Excercise for Module 6

Choose any previous exercise.

  1. Create a new R markdown file.
  2. Describe what the code is doing.
  3. Convert to html with knitr.
  4. Publish html page on RPubs.com

Let’s look at the GISS temperature data set. First, load in the libraries used in Module 6, then read the .csv file for the temperature data.

library(rpart)
library(rpart.plot)

giss <- read.csv("giss_temp.csv")

The yearly mean temperature anomaly is calculated by taking the mean of the monthly temperature anomalies for each year.

ann_temp <- tapply(giss$TempAnom, giss$Year, mean)
years <- unique(giss$Year)
tempCol = ifelse(ann_temp > 0, "red", "blue")

plot(ann_temp ~ years, type = 'h',
     main = "Annual Mean Temperature Anomaly",
     xlab = "Year", ylab = "Temperature Anomaly",
     col = tempCol, lwd = 2)

Before 1930, the temperature anomaly was negative. After 1980 the temperature anomaly began trending increasingly positive. Between 1930 and 1980 the temperature anomaly fluctuated around zero.

Can a classification scheme be applied to the temperature anomaly data?

giss.rpart = rpart(TempAnom ~ Month + Year, data = giss)
prp(giss.rpart, type = 3, extra = 1)

The classification scheme found similar results to those displayed in the previous plot. The temperature anomaly was around -0.25 for years before 1930, then closer to zero between 1930 and 1980. After 1980 the anomaly was around 0.22, then began to increase in 1997.

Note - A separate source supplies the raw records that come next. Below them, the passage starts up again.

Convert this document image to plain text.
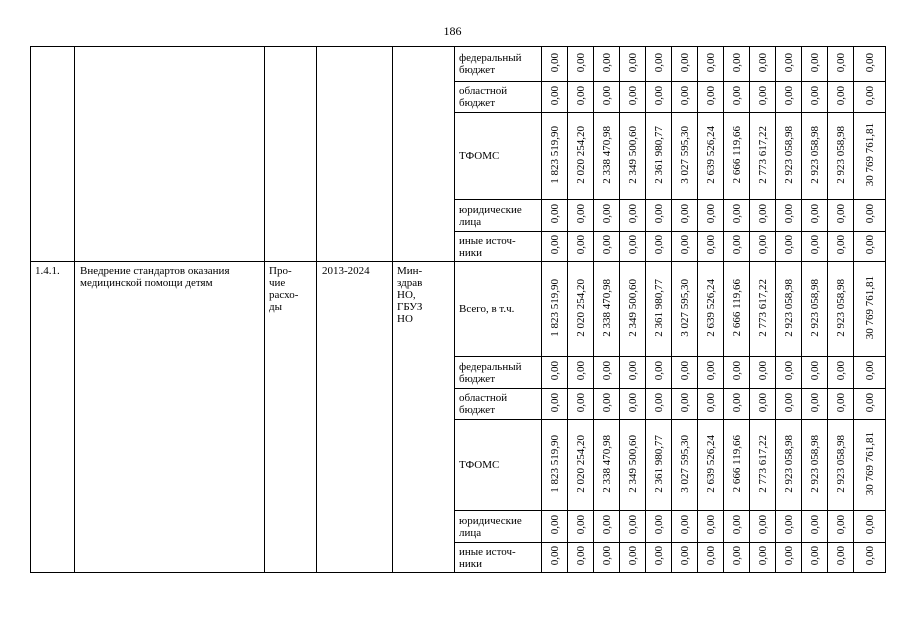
186
					федеральный бюджет	0,00	0,00	0,00	0,00	0,00	0,00	0,00	0,00	0,00	0,00	0,00	0,00	0,00
					областной бюджет	0,00	0,00	0,00	0,00	0,00	0,00	0,00	0,00	0,00	0,00	0,00	0,00	0,00
					ТФОМС	1 823 519,90	2 020 254,20	2 338 470,98	2 349 500,60	2 361 980,77	3 027 595,30	2 639 526,24	2 666 119,66	2 773 617,22	2 923 058,98	2 923 058,98	2 923 058,98	30 769 761,81
					юридические лица	0,00	0,00	0,00	0,00	0,00	0,00	0,00	0,00	0,00	0,00	0,00	0,00	0,00
					иные источ-
ники	0,00	0,00	0,00	0,00	0,00	0,00	0,00	0,00	0,00	0,00	0,00	0,00	0,00
1.4.1.	Внедрение стандартов оказания медицинской помощи детям	Про-
чие
расхо-
ды	2013-2024	Мин-
здрав
НО,
ГБУЗ
НО	Всего, в т.ч.	1 823 519,90	2 020 254,20	2 338 470,98	2 349 500,60	2 361 980,77	3 027 595,30	2 639 526,24	2 666 119,66	2 773 617,22	2 923 058,98	2 923 058,98	2 923 058,98	30 769 761,81
					федеральный бюджет	0,00	0,00	0,00	0,00	0,00	0,00	0,00	0,00	0,00	0,00	0,00	0,00	0,00
					областной бюджет	0,00	0,00	0,00	0,00	0,00	0,00	0,00	0,00	0,00	0,00	0,00	0,00	0,00
					ТФОМС	1 823 519,90	2 020 254,20	2 338 470,98	2 349 500,60	2 361 980,77	3 027 595,30	2 639 526,24	2 666 119,66	2 773 617,22	2 923 058,98	2 923 058,98	2 923 058,98	30 769 761,81
					юридические лица	0,00	0,00	0,00	0,00	0,00	0,00	0,00	0,00	0,00	0,00	0,00	0,00	0,00
					иные источ-
ники	0,00	0,00	0,00	0,00	0,00	0,00	0,00	0,00	0,00	0,00	0,00	0,00	0,00
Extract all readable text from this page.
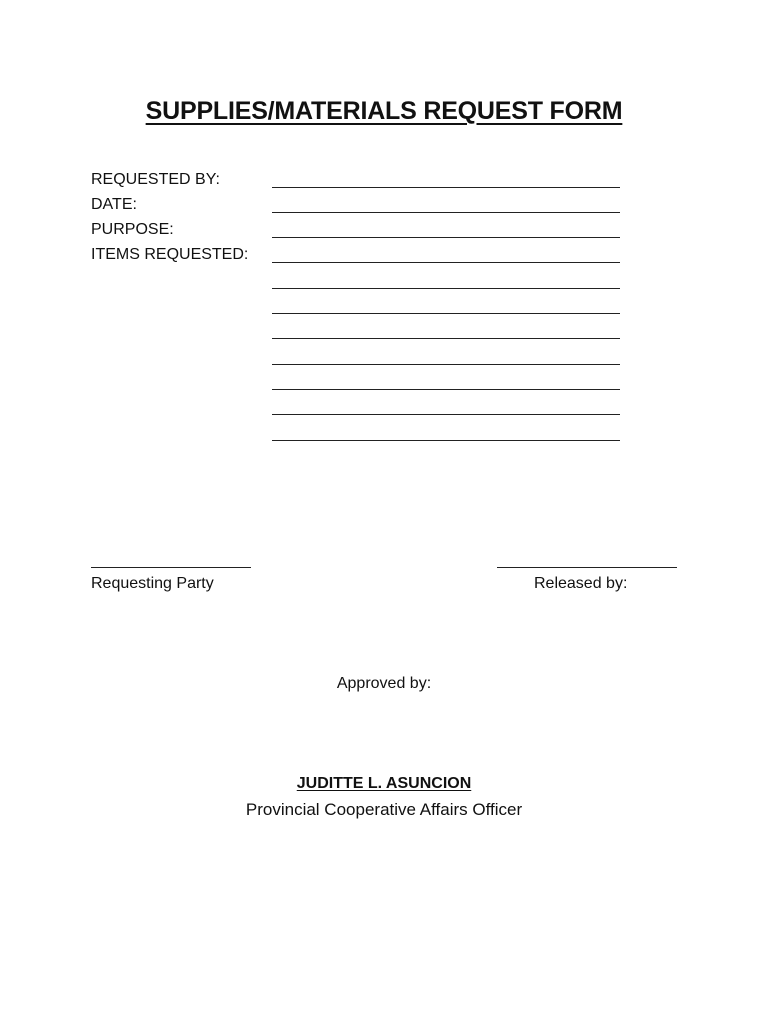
SUPPLIES/MATERIALS REQUEST FORM
REQUESTED BY:
DATE:
PURPOSE:
ITEMS REQUESTED:
Requesting Party	Released by:
Approved by:
JUDITTE L. ASUNCION
Provincial Cooperative Affairs Officer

It looks like there is a relationship between the temperature and year, but what about the month data? Calculating an r-val for the correlation between the temperature anomaly and year or month can give some insight on the strength (if any) of the relationship between the two variables. This can be done using the cor() function. A value of 0, means there is no relationship. A value of 1 means a perfect relationship.

yearR = cor(giss$Year, giss$TempAnom)
monthR = cor(giss$Month, giss$TempAnom)

There is a strong correlation between the temperature anomaly and year, with an r-value of 0.8104959.

However, there is no correlation between the temperature anomaly and month (r-value of 0.0042272).